DbUnit supports flat or structured XML, XLS, CSV. What revolutionary format would you like to use? By the way, a DTD or schema is not mandatory when using XML. But it gives you nice things like validation and auto-completion, how is that bad? And Unitils can generate it easily for you, see Generate an XSD or DTD of the database structure.

It could be better if dbunit helped in disabling foreign key constraints as part of their framework automatically, but they don't do this. They do keep track of dialects... so why not use them for this? Ultimately, all of this does is force the programmer to waste time and not get up and testing quickly.

They are waiting for your patch.

Meanwhile, Unitils provides support to handle constraints transparently, see Disabling constraints and updating sequences.

  1. XML is a pain to write. I don't need to say more about this. They also offer so many ways to do it, that I think it just complicates matters. Just offer one really solid way and be done with it.

I guess pain is subjective but I don't find it painful, especially when using a schema and autocompletion. What is the silver bullet you're suggesting?

  1. When your data gets large, keeping track of the ids and their consistent/correct relationships is a royal pain.

Keep them small, that's a know best practice. You're going against a known best practice and then complain...

Also, if you don't work on a project for a month, how are you to remember that user_id 1 was an admin, user_id 2 was a business user, user_id 3 was an engineer and user_id 4 was something else? Going back to check this is wasting more time. There should be a meaningful way to retrieve it other than an arbitrary number.

Yes, task switching is counter productive.

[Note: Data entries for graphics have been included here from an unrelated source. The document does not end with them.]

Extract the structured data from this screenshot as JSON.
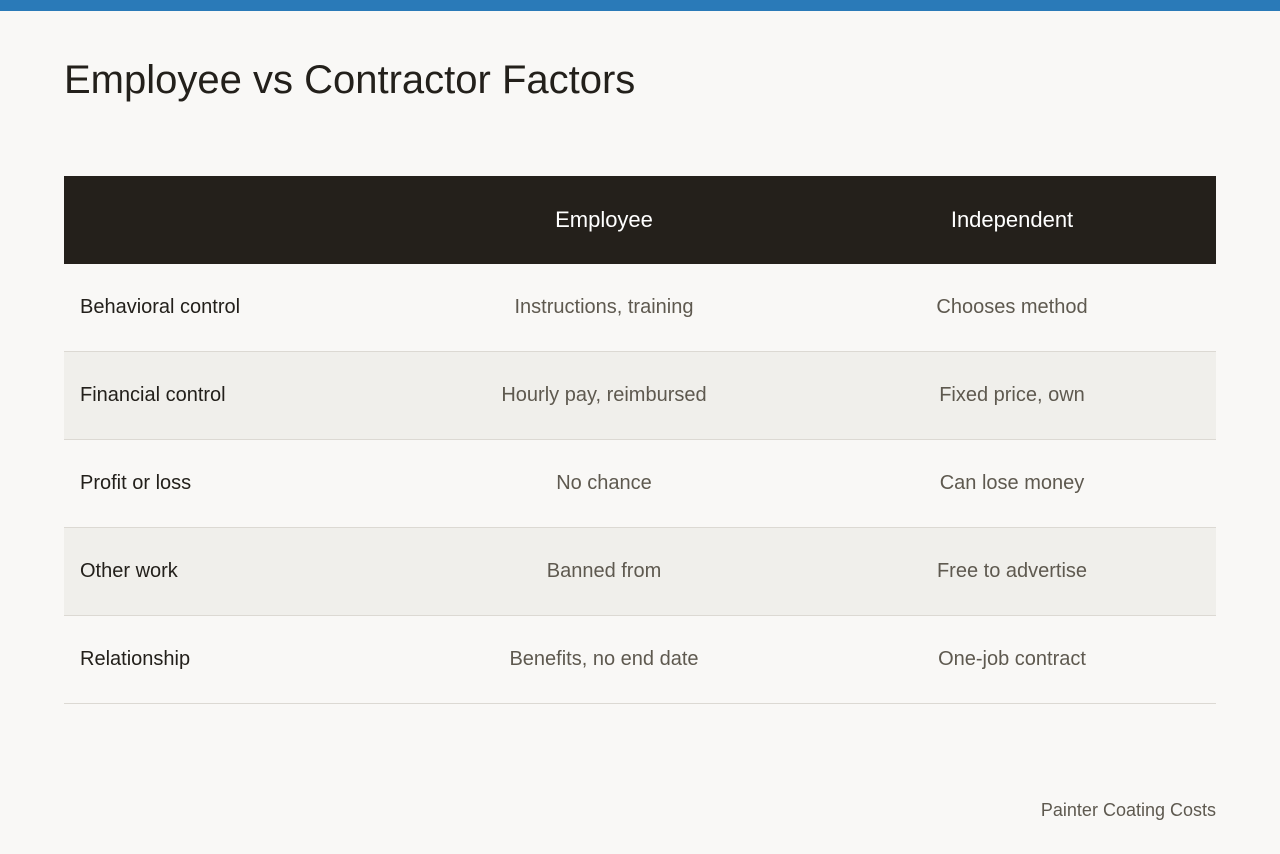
{
  "title": "Employee vs Contractor Factors",
  "table": {
    "headers": [
      "",
      "Employee",
      "Independent"
    ],
    "rows": [
      {
        "factor": "Behavioral control",
        "employee": "Instructions, training",
        "independent": "Chooses method"
      },
      {
        "factor": "Financial control",
        "employee": "Hourly pay, reimbursed",
        "independent": "Fixed price, own"
      },
      {
        "factor": "Profit or loss",
        "employee": "No chance",
        "independent": "Can lose money"
      },
      {
        "factor": "Other work",
        "employee": "Banned from",
        "independent": "Free to advertise"
      },
      {
        "factor": "Relationship",
        "employee": "Benefits, no end date",
        "independent": "One-job contract"
      }
    ]
  },
  "footer": "Painter Coating Costs",
  "colors": {
    "accent_bar": "#2a7ab8",
    "header_bg": "#24201b",
    "page_bg": "#f9f8f6",
    "stripe_bg": "#f0efeb"
  }
}
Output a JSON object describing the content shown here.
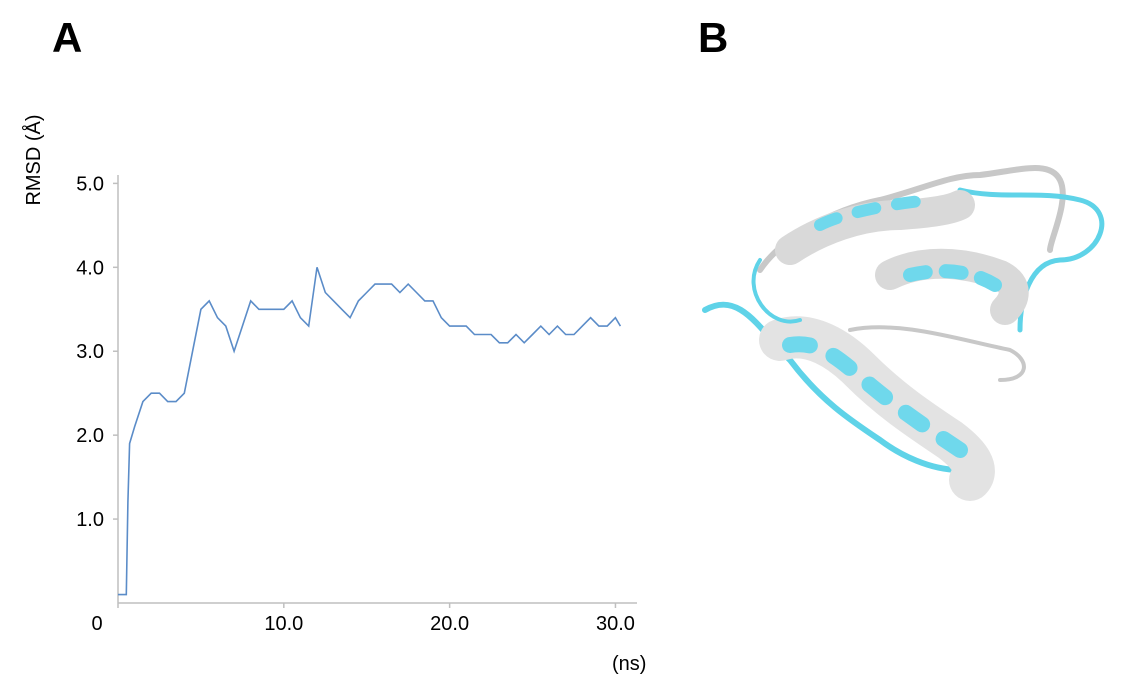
{
  "panel_labels": [
    "A",
    "B"
  ],
  "chart_data": {
    "type": "line",
    "ylabel": "RMSD (Å)",
    "xlabel": "(ns)",
    "x": [
      0,
      0.3,
      0.5,
      0.6,
      0.7,
      1.0,
      1.5,
      2.0,
      2.5,
      3.0,
      3.5,
      4.0,
      4.5,
      5.0,
      5.5,
      6.0,
      6.5,
      7.0,
      7.5,
      8.0,
      8.5,
      9.0,
      9.5,
      10.0,
      10.5,
      11.0,
      11.5,
      12.0,
      12.5,
      13.0,
      13.5,
      14.0,
      14.5,
      15.0,
      15.5,
      16.0,
      16.5,
      17.0,
      17.5,
      18.0,
      18.5,
      19.0,
      19.5,
      20.0,
      20.5,
      21.0,
      21.5,
      22.0,
      22.5,
      23.0,
      23.5,
      24.0,
      24.5,
      25.0,
      25.5,
      26.0,
      26.5,
      27.0,
      27.5,
      28.0,
      28.5,
      29.0,
      29.5,
      30.0,
      30.3
    ],
    "series": [
      {
        "color": "#5b8cc8",
        "values": [
          0.1,
          0.1,
          0.1,
          1.2,
          1.9,
          2.1,
          2.4,
          2.5,
          2.5,
          2.4,
          2.4,
          2.5,
          3.0,
          3.5,
          3.6,
          3.4,
          3.3,
          3.0,
          3.3,
          3.6,
          3.5,
          3.5,
          3.5,
          3.5,
          3.6,
          3.4,
          3.3,
          4.0,
          3.7,
          3.6,
          3.5,
          3.4,
          3.6,
          3.7,
          3.8,
          3.8,
          3.8,
          3.7,
          3.8,
          3.7,
          3.6,
          3.6,
          3.4,
          3.3,
          3.3,
          3.3,
          3.2,
          3.2,
          3.2,
          3.1,
          3.1,
          3.2,
          3.1,
          3.2,
          3.3,
          3.2,
          3.3,
          3.2,
          3.2,
          3.3,
          3.4,
          3.3,
          3.3,
          3.4,
          3.3
        ]
      }
    ],
    "xlim": [
      0,
      31.3
    ],
    "ylim": [
      0,
      5.1
    ],
    "xticks": [
      0,
      {
        "value": 10,
        "label": "10.0"
      },
      {
        "value": 20,
        "label": "20.0"
      },
      {
        "value": 30,
        "label": "30.0"
      }
    ],
    "yticks": [
      {
        "value": 1,
        "label": "1.0"
      },
      {
        "value": 2,
        "label": "2.0"
      },
      {
        "value": 3,
        "label": "3.0"
      },
      {
        "value": 4,
        "label": "4.0"
      },
      {
        "value": 5,
        "label": "5.0"
      }
    ]
  }
}
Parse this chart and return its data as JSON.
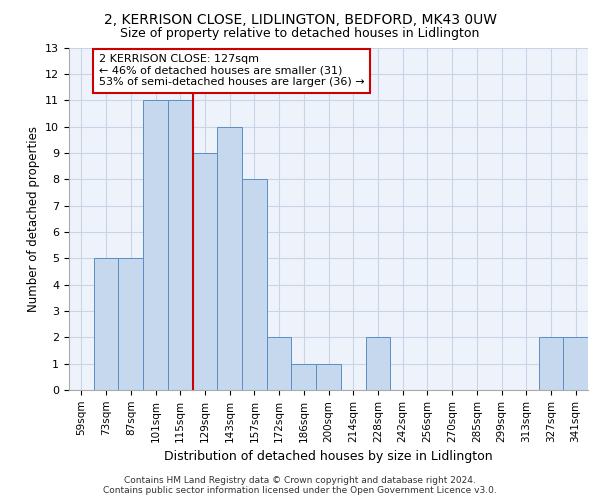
{
  "title1": "2, KERRISON CLOSE, LIDLINGTON, BEDFORD, MK43 0UW",
  "title2": "Size of property relative to detached houses in Lidlington",
  "xlabel": "Distribution of detached houses by size in Lidlington",
  "ylabel": "Number of detached properties",
  "categories": [
    "59sqm",
    "73sqm",
    "87sqm",
    "101sqm",
    "115sqm",
    "129sqm",
    "143sqm",
    "157sqm",
    "172sqm",
    "186sqm",
    "200sqm",
    "214sqm",
    "228sqm",
    "242sqm",
    "256sqm",
    "270sqm",
    "285sqm",
    "299sqm",
    "313sqm",
    "327sqm",
    "341sqm"
  ],
  "values": [
    0,
    5,
    5,
    11,
    11,
    9,
    10,
    8,
    2,
    1,
    1,
    0,
    2,
    0,
    0,
    0,
    0,
    0,
    0,
    2,
    2
  ],
  "bar_color": "#c5d8ee",
  "bar_edge_color": "#5b8ec4",
  "subject_line_color": "#cc0000",
  "ylim": [
    0,
    13
  ],
  "yticks": [
    0,
    1,
    2,
    3,
    4,
    5,
    6,
    7,
    8,
    9,
    10,
    11,
    12,
    13
  ],
  "annotation_text": "2 KERRISON CLOSE: 127sqm\n← 46% of detached houses are smaller (31)\n53% of semi-detached houses are larger (36) →",
  "annotation_box_color": "#ffffff",
  "annotation_box_edge": "#cc0000",
  "footer_text": "Contains HM Land Registry data © Crown copyright and database right 2024.\nContains public sector information licensed under the Open Government Licence v3.0.",
  "grid_color": "#c8d4e8",
  "background_color": "#eef2fb"
}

But since you're working with low level data, you have to know how they are represented, there is no magic solution unless you use a higher level API of course (but that's not the purpose of DbUnit).

  1. It's slow. I've found that unless hsqldb is used, it is painfully slow. It doesn't have to be. There are also numerous ways to mess up its configuration as it is not easy to do "out of the box". There is a hump that you must go through to get it working right. All this does is encourage people to not use it, or be pissed of when they do start to use it.

That's inherent to databases and JDBC, not DbUnit. Use a fast database like H2 if you want things to be as fast as possible (if you have a better agnostic way to do things, I'd be glad to learn about it).

  1. Probably the most annoying thing is that the first entry must include ALL the values - even null placeholders - or future rows won't pick the columns that you actually specified.

Not when using Unitils as mentioned in presentations like Unitils - Home - JavaPolis 2008 or Unit testing: unitils & dbmaintain.

Anything out there to satisfy me, or should I become the next framework developer of a much better database testing framework?

If you think you can make things better, maybe contribute to existing solutions. If that's not possible and if you think you can create the killer database testing framework, what can I say, do it. But don't forget, ranting is easy, coming up with solutions using your own solutions is less so.